An important-sounding usually technical word or phrase often of little meaning used chiefly to impress laymen.
True, buzzwords can be used to impress others, but they may also be used by people in the same circle, bubble or business. Indeed, buzzwords can be an important part of the company culture, a way for all employees to identify themselves with the industry, connect and engage with colleagues.
Buzzwords are much loved especially in the world of tech and travel. Students learn buzzwords already at university and their remaining buzzword training will be delivered at the place of work when they pick up the language of the trade.
What are your favourite buzzwords? Which ones do you hate the most? Are you able to pinpoint any buzzwords that you use a lot? Some people are known for their love of particular buzzwords, they might even get nicknamed based on their use of the word. We tend to think that only other people use buzzwords. Right! Pause and listen. You may be one of the biggest jargon machines yourself!
Buzzwords making us sound smarter
Why do we use buzzwords? Maybe because we think that they make us sound smarter and more professional. We may also think that we become trendy if we use them. After all, buzzwords are used in recruitment advertisements and marketing. We see them in the news and social media, too. We want to belong and be part of a scene and thus we start using the lingo.
Buzzwords can cross cultural boundaries as well. Buzzword-expressions like “bring to the table” convey the same meaning across cultures. Negotiation rooms look alike around the world and the phrase is easy to relate to.

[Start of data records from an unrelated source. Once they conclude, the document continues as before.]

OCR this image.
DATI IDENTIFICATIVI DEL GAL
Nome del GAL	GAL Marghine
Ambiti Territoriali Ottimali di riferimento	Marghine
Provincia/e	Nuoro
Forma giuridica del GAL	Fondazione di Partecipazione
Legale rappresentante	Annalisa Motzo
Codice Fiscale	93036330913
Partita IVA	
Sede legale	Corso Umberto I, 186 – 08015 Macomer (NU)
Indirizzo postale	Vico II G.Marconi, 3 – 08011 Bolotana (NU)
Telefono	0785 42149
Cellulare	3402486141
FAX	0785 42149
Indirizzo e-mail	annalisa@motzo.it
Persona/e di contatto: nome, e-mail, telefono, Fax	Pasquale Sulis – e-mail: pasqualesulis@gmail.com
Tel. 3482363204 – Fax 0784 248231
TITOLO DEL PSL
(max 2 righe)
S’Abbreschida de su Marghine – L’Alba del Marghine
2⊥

Many of us seem to think that the more complex words we use, the smarter we will appear to others. Instead, others might become annoyed or not even understand what we are talking about. Often the user of the words might not know the meaning of them either. Talking in simple terms and using more conventional words might do the trick instead. Besides, eventually, buzzwords become clichés and are in vogue for a limited time only.

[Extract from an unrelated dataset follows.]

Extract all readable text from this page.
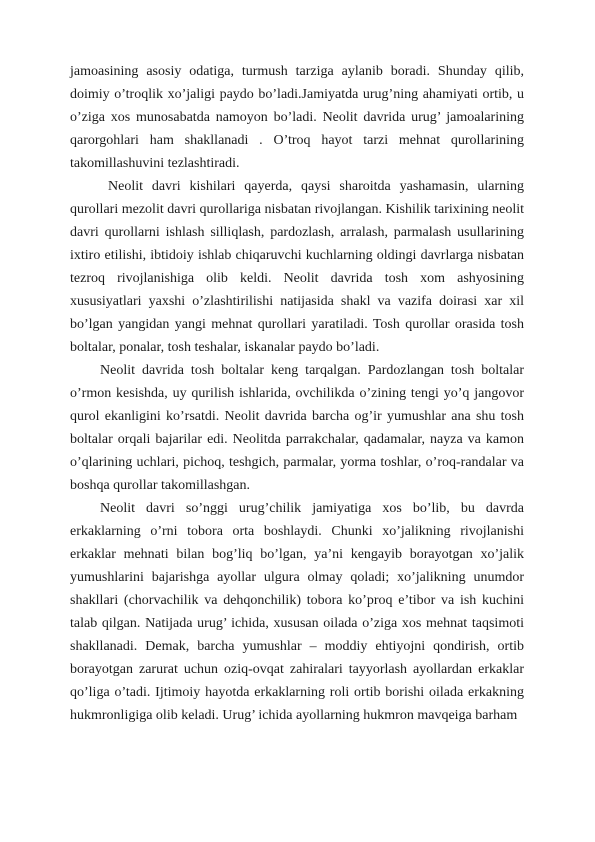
jamoasining asosiy odatiga, turmush tarziga aylanib boradi. Shunday qilib, doimiy o’troqlik xo’jaligi paydo bo’ladi.Jamiyatda urug’ning ahamiyati ortib, u o’ziga xos munosabatda namoyon bo’ladi. Neolit davrida urug’ jamoalarining qarorgohlari ham shakllanadi . O’troq hayot tarzi mehnat qurollarining takomillashuvini tezlashtiradi.

Neolit davri kishilari qayerda, qaysi sharoitda yashamasin, ularning qurollari mezolit davri qurollariga nisbatan rivojlangan. Kishilik tarixining neolit davri qurollarni ishlash silliqlash, pardozlash, arralash, parmalash usullarining ixtiro etilishi, ibtidoiy ishlab chiqaruvchi kuchlarning oldingi davrlarga nisbatan tezroq rivojlanishiga olib keldi. Neolit davrida tosh xom ashyosining xususiyatlari yaxshi o’zlashtirilishi natijasida shakl va vazifa doirasi xar xil bo’lgan yangidan yangi mehnat qurollari yaratiladi. Tosh qurollar orasida tosh boltalar, ponalar, tosh teshalar, iskanalar paydo bo’ladi.

Neolit davrida tosh boltalar keng tarqalgan. Pardozlangan tosh boltalar o’rmon kesishda, uy qurilish ishlarida, ovchilikda o’zining tengi yo’q jangovor qurol ekanligini ko’rsatdi. Neolit davrida barcha og’ir yumushlar ana shu tosh boltalar orqali bajarilar edi. Neolitda parrakchalar, qadamalar, nayza va kamon o’qlarining uchlari, pichoq, teshgich, parmalar, yorma toshlar, o’roq-randalar va boshqa qurollar takomillashgan.

Neolit davri so’nggi urug’chilik jamiyatiga xos bo’lib, bu davrda erkaklarning o’rni tobora orta boshlaydi. Chunki xo’jalikning rivojlanishi erkaklar mehnati bilan bog’liq bo’lgan, ya’ni kengayib borayotgan xo’jalik yumushlarini bajarishga ayollar ulgura olmay qoladi; xo’jalikning unumdor shakllari (chorvachilik va dehqonchilik) tobora ko’proq e’tibor va ish kuchini talab qilgan. Natijada urug’ ichida, xususan oilada o’ziga xos mehnat taqsimoti shakllanadi. Demak, barcha yumushlar – moddiy ehtiyojni qondirish, ortib borayotgan zarurat uchun oziq-ovqat zahiralari tayyorlash ayollardan erkaklar qo’liga o’tadi. Ijtimoiy hayotda erkaklarning roli ortib borishi oilada erkakning hukmronligiga olib keladi. Urug’ ichida ayollarning hukmron mavqeiga barham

The most popular (and most-hated) buzzwords and other annoying (overused) words
The online platform Preply asked Americans about their office buzzwords and jargon. The most popular office buzzwords included “win-win”, “culture” (referring to company culture), “ASAP”, “think outside the box”, “moving forward”, “circle back”, “it’s on my radar”, “on the same page”, “bring to the table” and “new normal”.
Many of the most popular buzzwords are also on the lists of the most-hated and the most annoying business buzzwords. Buzzwords are clearly not liked by everyone.

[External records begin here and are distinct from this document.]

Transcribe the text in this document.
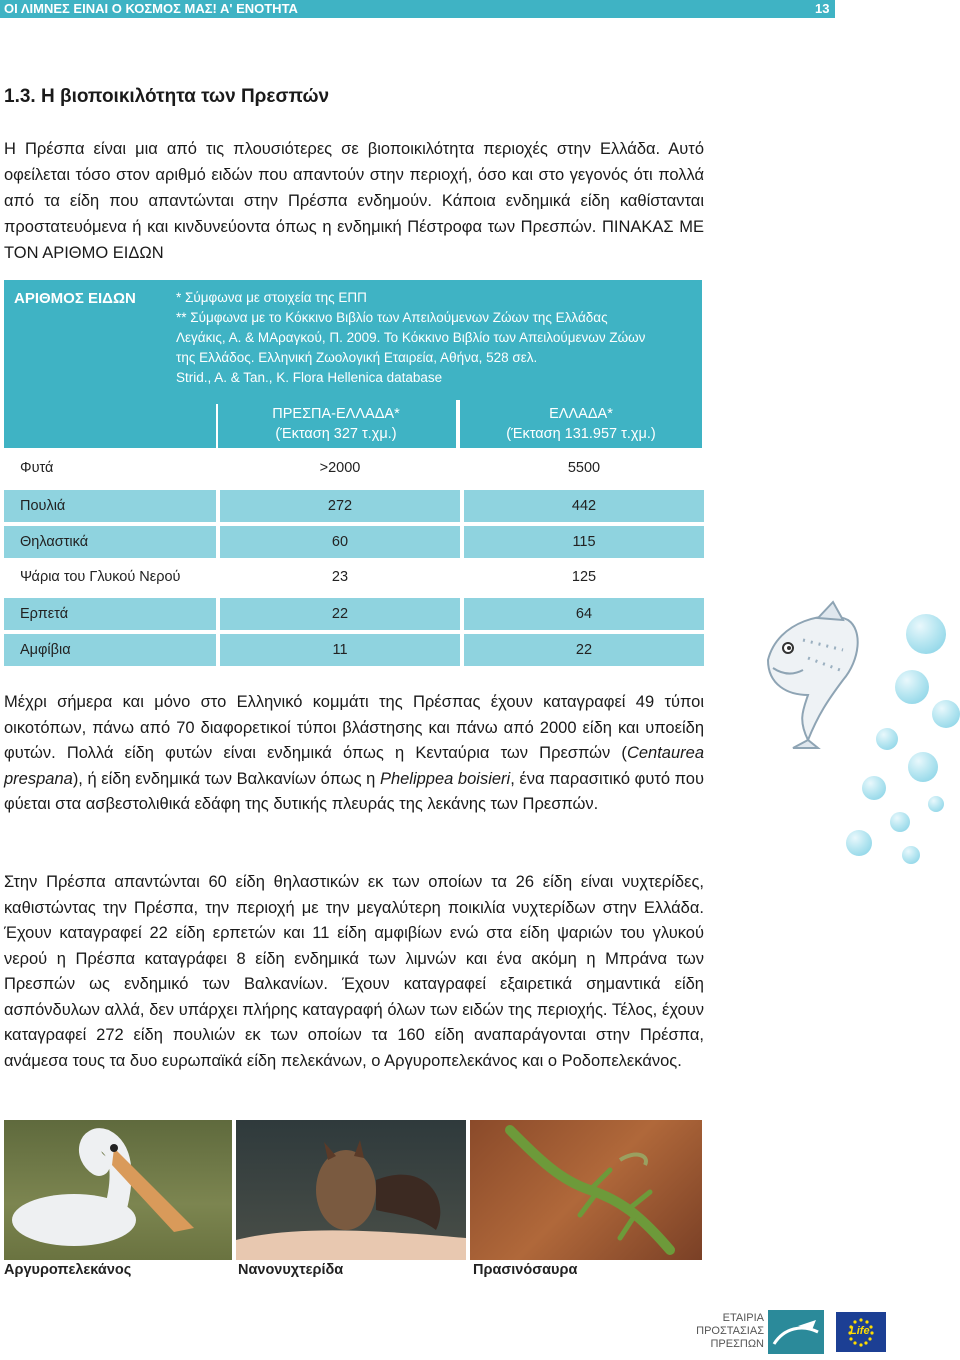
ΟΙ ΛΙΜΝΕΣ ΕΙΝΑΙ Ο ΚΟΣΜΟΣ ΜΑΣ! Α' ΕΝΟΤΗΤΑ	13
1.3. Η βιοποικιλότητα των Πρεσπών
Η Πρέσπα είναι μια από τις πλουσιότερες σε βιοποικιλότητα περιοχές στην Ελλάδα. Αυτό οφείλεται τόσο στον αριθμό ειδών που απαντούν στην περιοχή, όσο και στο γεγονός ότι πολλά από τα είδη που απαντώνται στην Πρέσπα ενδημούν. Κάποια ενδημικά είδη καθίστανται προστατευόμενα ή και κινδυνεύοντα όπως η ενδημική Πέστροφα των Πρεσπών. ΠΙΝΑΚΑΣ ΜΕ ΤΟΝ ΑΡΙΘΜΟ ΕΙΔΩΝ
ΑΡΙΘΜΟΣ ΕΙΔΩΝ	* Σύμφωνα με στοιχεία της ΕΠΠ
** Σύμφωνα με το Κόκκινο Βιβλίο των Απειλούμενων Ζώων της Ελλάδας
Λεγάκις, Α. & ΜΑραγκού, Π. 2009. Το Κόκκινο Βιβλίο των Απειλούμενων Ζώων
της Ελλάδος. Ελληνική Ζωολογική Εταιρεία, Αθήνα, 528 σελ.
Strid., A. & Tan., K. Flora Hellenica database
ΠΡΕΣΠΑ-ΕΛΛΑΔΑ*
(Έκταση 327 τ.χμ.)
ΕΛΛΑΔΑ*
(Έκταση 131.957 τ.χμ.)
Φυτά	>2000	5500
Πουλιά	272	442
Θηλαστικά	60	115
Ψάρια του Γλυκού Νερού	23	125
Ερπετά	22	64
Αμφίβια	11	22
Μέχρι σήμερα και μόνο στο Ελληνικό κομμάτι της Πρέσπας έχουν καταγραφεί 49 τύποι οικοτόπων, πάνω από 70 διαφορετικοί τύποι βλάστησης και πάνω από 2000 είδη και υποείδη φυτών. Πολλά είδη φυτών είναι ενδημικά όπως η Κενταύρια των Πρεσπών (Centaurea prespana), ή είδη ενδημικά των Βαλκανίων όπως η Phelippea boisieri, ένα παρασιτικό φυτό που φύεται στα ασβεστολιθικά εδάφη της δυτικής πλευράς της λεκάνης των Πρεσπών.
Στην Πρέσπα απαντώνται 60 είδη θηλαστικών εκ των οποίων τα 26 είδη είναι νυχτερίδες, καθιστώντας την Πρέσπα, την περιοχή με την μεγαλύτερη ποικιλία νυχτερίδων στην Ελλάδα. Έχουν καταγραφεί 22 είδη ερπετών και 11 είδη αμφιβίων ενώ στα είδη ψαριών του γλυκού νερού η Πρέσπα καταγράφει 8 είδη ενδημικά των λιμνών και ένα ακόμη η Μπράνα των Πρεσπών ως ενδημικό των Βαλκανίων. Έχουν καταγραφεί εξαιρετικά σημαντικά είδη ασπόνδυλων αλλά, δεν υπάρχει πλήρης καταγραφή όλων των ειδών της περιοχής. Τέλος, έχουν καταγραφεί 272 είδη πουλιών εκ των οποίων τα 160 είδη αναπαράγονται στην Πρέσπα, ανάμεσα τους τα δυο ευρωπαϊκά είδη πελεκάνων, ο Αργυροπελεκάνος και ο Ροδοπελεκάνος.
Αργυροπελεκάνος	Νανονυχτερίδα	Πρασινόσαυρα
ΕΤΑΙΡΙΑ
ΠΡΟΣΤΑΣΙΑΣ
ΠΡΕΣΠΩΝ
Life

According to the online dictionary Merriam-Webster, “literally” is overused for added emphasis or hyperbole. Often words like “virtually” or “on effect” would be better at conveying the intended message. Another disliked word is “awesome”. It means anything from “inspiring awe” to “terrific” and “groovy”. Amazing belongs to the same category – being used excessively to describe all things good, having lost much of its impact due to overuse. “Interesting” is yet another one word, with vague meanings and connotations. The word can be interpreted in many ways, so it is used by politically correct and sarcastic people alike.
Aim for sensible semantics!
Sometimes it is necessary to become aware of our annoying habits. It can be done by hearing and seeing them in action. Therefore, it might be useful to record our own talking in an everyday situation. Hearing ourselves will make us aware of all the overused expressions and fillers in our speech.
Further, it might be an idea to look for synonyms in the thesaurus to get more clarity and colour to our writing and speaking. The idea is to replace overused (buzz)words with more captivating ones, that add value, meaning and excitement to our message.
When we talk to people, we generally aim to make our message come across as clearly as possible. Using jargon and buzzwords might interfere with that goal. Our speech becomes empty and our words will lose their meaning to others. Business jargon is often imprecise and inauthentic. A brilliant TED Talk to watch regarding making ourselves heard is by sound and communication expert Julian Treasure: How to speak so that people want to listen.
The words we use should carry meaning and evoke feelings in their recipients. We should choose our words wisely and talk so that others want to listen to us. Let’s choose the path of sensible semantics!